As we made our way into the trailer, our eyes took a moment to adjust to the dim light.

There, in a long tanks stretching from one end of the trailer to the other, was a very dead Bryde whale floating in some preservative solution.

True, it was a "real" whale. And no, they had not said see the real, "live" whale.  I had presumed that because, at that point, my only interest was in seeing a live whale and my perspective assumed that that's what everyone else would want to see.  Therefore, that's what would be shown I thought.

That was not the truth, not the whole truth anyway.

As leaders and managers, we are often confronted with dealing with portions of the whole truth.  Sometimes, because we simply can not reveal the full story to others.  Sometimes, sadly, because there is power in withholding the critical elements of the full picture and we withhold for advantage.

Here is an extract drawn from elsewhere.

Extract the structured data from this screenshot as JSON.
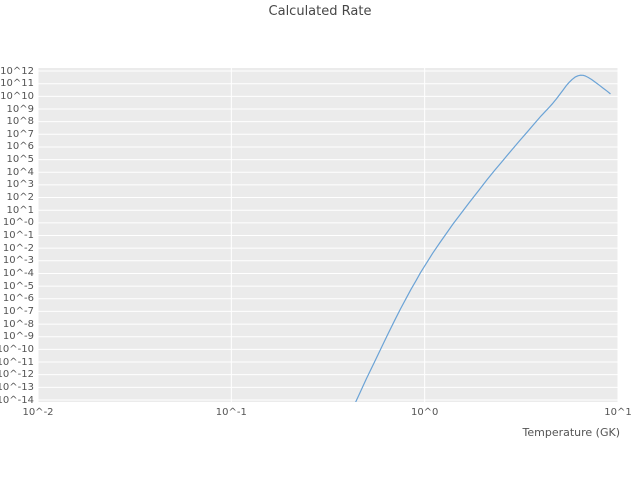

The latter will generally backfire colossally in time as the missing truth is discovered and trust evaporates.

The former, the act of disclosing part of the picture when some aspects can not then be spoken, can be accepted if the groundwork has already been laid.  For example, when a staff member is let go due to disciplinary action, it generally is not appropriate to reveal the exact nature of the action.  There were differences and they are gone and it's time to move on. 

Other staff are much more likely to accept this if the track record is already in place that you have demonstrated again and again that the portion of the truth revealed is relevant, accurate and in general alignment with the fully details later revealed.

The story of the missing truth of the Bryde Whale reminded me of the importance of telling a portion of the truth that is an accurate reflection of the whole truth rather than a twisted version true only by it's omission.